Nobody's talked about it, but we do know that if we're going to try to play a show like we did a couple years ago, it's very high-powered and swift and using the most popular songs from each record. That music is complex enough and sequencers lines and samples that we'd have to get someone to coexist with on stage that would do what Bob did. I have some candidates, but we're not doing that right now. We're sticking our necks out and doing it as the four of us.
The last Record Store Day, you released the Devo Live At Max's Kansas City - Novemver 15, 1977 album. Do you have any distinct memories?
We actually only played there three times, but every time was a big deal. Of course the last time was while David Bowie was in talks to produce our record (Q: Are We Not Men? A: We Are Devo!) and he came on stage to introduce us. It was kind of over-the-top shocking the whole night. I just remember that we played without effort because the adrenalin rush had us so high.
Bowie wanted to produce the record but he kept delaying work because he had too many of his own projects going on at the time. By the time he pushed our recording dates for the third time, I had run out of patience and thought we were missing our point of entry. Just like how a space capsule has to enter back into the atmosphere at a certain point or it misses it forever. The Talking Heads had just put out their album 77 in December of 1977 and that was followed by The B-52s and I said "This is bullshit." We communicated to David that we were going to have to go with someone else and he said he'd send Brian Eno to check us out and that we should talk with him. So that's what happened. We hung out with Eno in New York and he said, "Let's go do it."
The idea of being a geek in the late '70s carried a stigma, but Devo wore it as a badge of honor. Today you have guys like Steve Jobs and Neil DeGrasse Tyson that are considered heroes and roll models. Do you think the geeks won?
I do and I don't. In a limited way, what won was a chance for people who valued information and innovation over power and mean spiritedness to win. If your ideas are good enough, you can win and I like to think that we paved the way for that. For the main part of society, we're back to people not being interested in originality. Look at the music, look at the films. Everything is a franchise; everything is a reboot or a sequel.
You've worked in music and directed commercials and now you have a new venture with your own vineyard called 50 By 50.
It's been a lifelong love and I've never had the opportunity. Then some people came forward with some money. If you're a public figure, all too often you can make a celebrity project out of it. You can go up to Napa and find somebody to bottle a wine you have nothing to do with and just put your name on it.
Like KISS wine?
Yeah, this is the opposite of that.
Do you have any bottle suggestions for the discerning Village Voice reader?

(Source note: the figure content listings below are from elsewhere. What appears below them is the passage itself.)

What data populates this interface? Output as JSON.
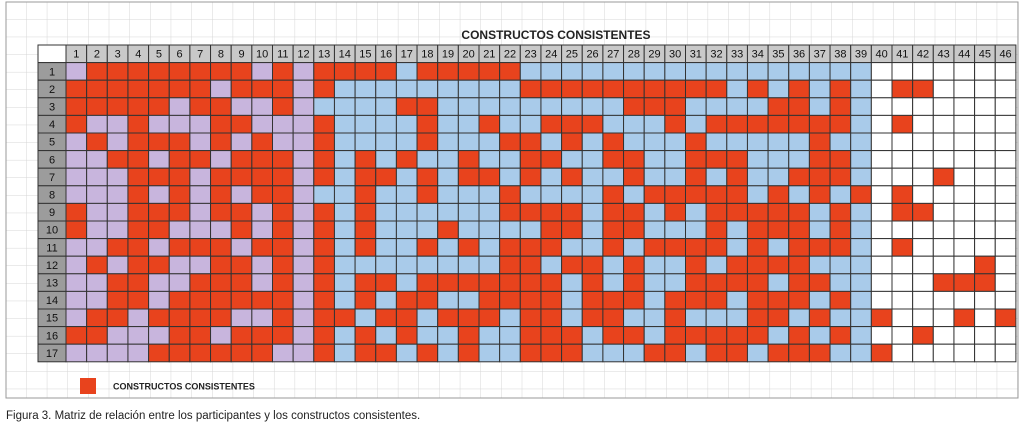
{
  "title": "CONSTRUCTOS CONSISTENTES",
  "columns": [
    1,
    2,
    3,
    4,
    5,
    6,
    7,
    8,
    9,
    10,
    11,
    12,
    13,
    14,
    15,
    16,
    17,
    18,
    19,
    20,
    21,
    22,
    23,
    24,
    25,
    26,
    27,
    28,
    29,
    30,
    31,
    32,
    33,
    34,
    35,
    36,
    37,
    38,
    39,
    40,
    41,
    42,
    43,
    44,
    45,
    46
  ],
  "rows": [
    1,
    2,
    3,
    4,
    5,
    6,
    7,
    8,
    9,
    10,
    11,
    12,
    13,
    14,
    15,
    16,
    17
  ],
  "matrix": [
    [
      0,
      1,
      1,
      1,
      1,
      1,
      1,
      1,
      1,
      0,
      1,
      0,
      1,
      1,
      1,
      1,
      0,
      1,
      1,
      1,
      1,
      1,
      0,
      0,
      0,
      0,
      0,
      0,
      0,
      0,
      0,
      0,
      0,
      0,
      0,
      0,
      0,
      0,
      0,
      0,
      0,
      0,
      0,
      0,
      0,
      0
    ],
    [
      1,
      1,
      1,
      1,
      1,
      1,
      1,
      0,
      1,
      1,
      1,
      0,
      1,
      0,
      0,
      0,
      0,
      0,
      0,
      0,
      0,
      0,
      1,
      1,
      1,
      1,
      1,
      1,
      1,
      1,
      1,
      1,
      0,
      1,
      0,
      1,
      0,
      1,
      0,
      0,
      1,
      1,
      0,
      0,
      0,
      0
    ],
    [
      1,
      1,
      1,
      1,
      1,
      0,
      1,
      1,
      0,
      0,
      1,
      0,
      0,
      0,
      0,
      0,
      1,
      1,
      0,
      0,
      0,
      0,
      0,
      0,
      0,
      0,
      0,
      1,
      1,
      1,
      0,
      0,
      0,
      0,
      1,
      1,
      0,
      1,
      0,
      0,
      0,
      0,
      0,
      0,
      0,
      0
    ],
    [
      1,
      0,
      0,
      1,
      0,
      0,
      0,
      1,
      1,
      0,
      0,
      0,
      1,
      0,
      0,
      0,
      0,
      1,
      0,
      0,
      1,
      0,
      0,
      1,
      1,
      1,
      0,
      0,
      0,
      1,
      0,
      1,
      1,
      1,
      1,
      1,
      1,
      1,
      0,
      0,
      1,
      0,
      0,
      0,
      0,
      0
    ],
    [
      0,
      1,
      0,
      1,
      1,
      1,
      0,
      1,
      0,
      1,
      0,
      0,
      1,
      0,
      0,
      0,
      0,
      1,
      0,
      0,
      0,
      1,
      1,
      0,
      1,
      0,
      1,
      0,
      0,
      0,
      1,
      0,
      0,
      0,
      0,
      0,
      1,
      0,
      0,
      0,
      0,
      0,
      0,
      0,
      0,
      0
    ],
    [
      0,
      0,
      1,
      1,
      0,
      1,
      1,
      0,
      1,
      1,
      1,
      0,
      1,
      0,
      1,
      0,
      1,
      0,
      0,
      1,
      0,
      0,
      1,
      1,
      0,
      0,
      1,
      1,
      0,
      0,
      1,
      1,
      1,
      0,
      0,
      0,
      1,
      1,
      0,
      0,
      0,
      0,
      0,
      0,
      0,
      0
    ],
    [
      0,
      0,
      0,
      1,
      1,
      1,
      0,
      1,
      1,
      1,
      1,
      0,
      1,
      0,
      1,
      1,
      0,
      1,
      0,
      1,
      1,
      0,
      1,
      0,
      1,
      0,
      0,
      1,
      0,
      0,
      1,
      0,
      1,
      0,
      0,
      1,
      1,
      1,
      0,
      0,
      0,
      0,
      1,
      0,
      0,
      0
    ],
    [
      0,
      0,
      0,
      1,
      0,
      1,
      0,
      1,
      0,
      1,
      1,
      0,
      0,
      0,
      1,
      0,
      0,
      1,
      0,
      0,
      0,
      1,
      0,
      0,
      0,
      0,
      1,
      0,
      1,
      1,
      1,
      1,
      1,
      0,
      1,
      0,
      1,
      0,
      1,
      0,
      1,
      0,
      0,
      0,
      0,
      0
    ],
    [
      1,
      0,
      0,
      1,
      1,
      1,
      0,
      1,
      1,
      0,
      1,
      0,
      1,
      0,
      1,
      0,
      0,
      0,
      0,
      0,
      0,
      1,
      1,
      1,
      1,
      0,
      1,
      1,
      0,
      1,
      0,
      1,
      1,
      1,
      1,
      1,
      0,
      1,
      0,
      0,
      1,
      1,
      0,
      0,
      0,
      0
    ],
    [
      1,
      0,
      0,
      1,
      1,
      0,
      0,
      0,
      1,
      0,
      1,
      0,
      1,
      0,
      1,
      0,
      0,
      0,
      1,
      0,
      0,
      0,
      0,
      1,
      1,
      0,
      1,
      1,
      0,
      0,
      0,
      1,
      0,
      1,
      1,
      1,
      0,
      1,
      0,
      0,
      0,
      0,
      0,
      0,
      0,
      0
    ],
    [
      0,
      0,
      1,
      1,
      0,
      1,
      1,
      1,
      0,
      1,
      1,
      0,
      1,
      0,
      1,
      0,
      0,
      1,
      0,
      1,
      0,
      1,
      1,
      1,
      0,
      0,
      1,
      0,
      1,
      1,
      1,
      1,
      0,
      1,
      0,
      1,
      1,
      1,
      0,
      0,
      1,
      0,
      0,
      0,
      0,
      0
    ],
    [
      0,
      1,
      0,
      1,
      1,
      0,
      0,
      1,
      1,
      0,
      1,
      0,
      1,
      0,
      0,
      0,
      0,
      0,
      0,
      0,
      0,
      1,
      1,
      0,
      1,
      1,
      0,
      1,
      0,
      0,
      1,
      0,
      1,
      1,
      1,
      1,
      0,
      0,
      0,
      0,
      0,
      0,
      0,
      0,
      1,
      0
    ],
    [
      0,
      0,
      1,
      1,
      0,
      0,
      1,
      1,
      1,
      0,
      1,
      0,
      1,
      0,
      1,
      1,
      0,
      1,
      1,
      1,
      1,
      1,
      1,
      1,
      0,
      1,
      0,
      1,
      0,
      0,
      1,
      1,
      1,
      1,
      0,
      1,
      1,
      0,
      0,
      0,
      0,
      0,
      1,
      1,
      1,
      0
    ],
    [
      0,
      0,
      1,
      1,
      0,
      1,
      1,
      1,
      1,
      1,
      1,
      0,
      1,
      0,
      1,
      0,
      1,
      1,
      0,
      0,
      1,
      1,
      1,
      1,
      0,
      1,
      1,
      1,
      0,
      1,
      1,
      1,
      0,
      1,
      1,
      1,
      0,
      1,
      0,
      0,
      0,
      0,
      0,
      0,
      0,
      0
    ],
    [
      0,
      1,
      1,
      0,
      1,
      1,
      1,
      1,
      0,
      0,
      1,
      0,
      1,
      1,
      0,
      1,
      1,
      0,
      1,
      1,
      1,
      0,
      1,
      1,
      0,
      1,
      1,
      0,
      0,
      1,
      0,
      0,
      0,
      1,
      1,
      0,
      1,
      0,
      0,
      1,
      0,
      0,
      0,
      1,
      0,
      1
    ],
    [
      1,
      1,
      0,
      0,
      0,
      1,
      1,
      0,
      1,
      1,
      1,
      0,
      1,
      0,
      1,
      0,
      1,
      0,
      0,
      1,
      0,
      0,
      1,
      1,
      1,
      0,
      1,
      1,
      0,
      1,
      1,
      1,
      1,
      1,
      0,
      1,
      0,
      1,
      0,
      0,
      0,
      1,
      0,
      0,
      0,
      0
    ],
    [
      0,
      0,
      0,
      0,
      1,
      1,
      1,
      1,
      1,
      1,
      0,
      0,
      1,
      0,
      1,
      1,
      0,
      1,
      0,
      1,
      0,
      0,
      1,
      1,
      1,
      0,
      0,
      0,
      1,
      1,
      0,
      1,
      1,
      0,
      1,
      1,
      1,
      0,
      0,
      1,
      0,
      0,
      0,
      0,
      0,
      0
    ]
  ],
  "legend": "CONSTRUCTOS CONSISTENTES",
  "caption": "Figura 3. Matriz de relación entre los participantes y los constructos consistentes."
}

I can tell you with the new climate that we live in, rose is hitting the spot right now. Of course there's nothing better than a rose from Provence like Whispering Angel or Domain Ott. If you're a person that has the tastes of a younger more aggressive macho guy that wants big, fruity, deep, hit you in the face red wine, as much as I love California wine, I'd have to advise a good French Bordeaux but a third or fourth growth unless you have deep pockets.
What do you think the future looks like for Devo?
That's a good question since we've always been about the future. We don't know. That's why we're doing this tour the way we're doing it as just the four of us because we can't deal with that right now. This tour is a healing process for the band and it's going to be pretty cathartic and unhinged. They'll never see something like this from Devo again.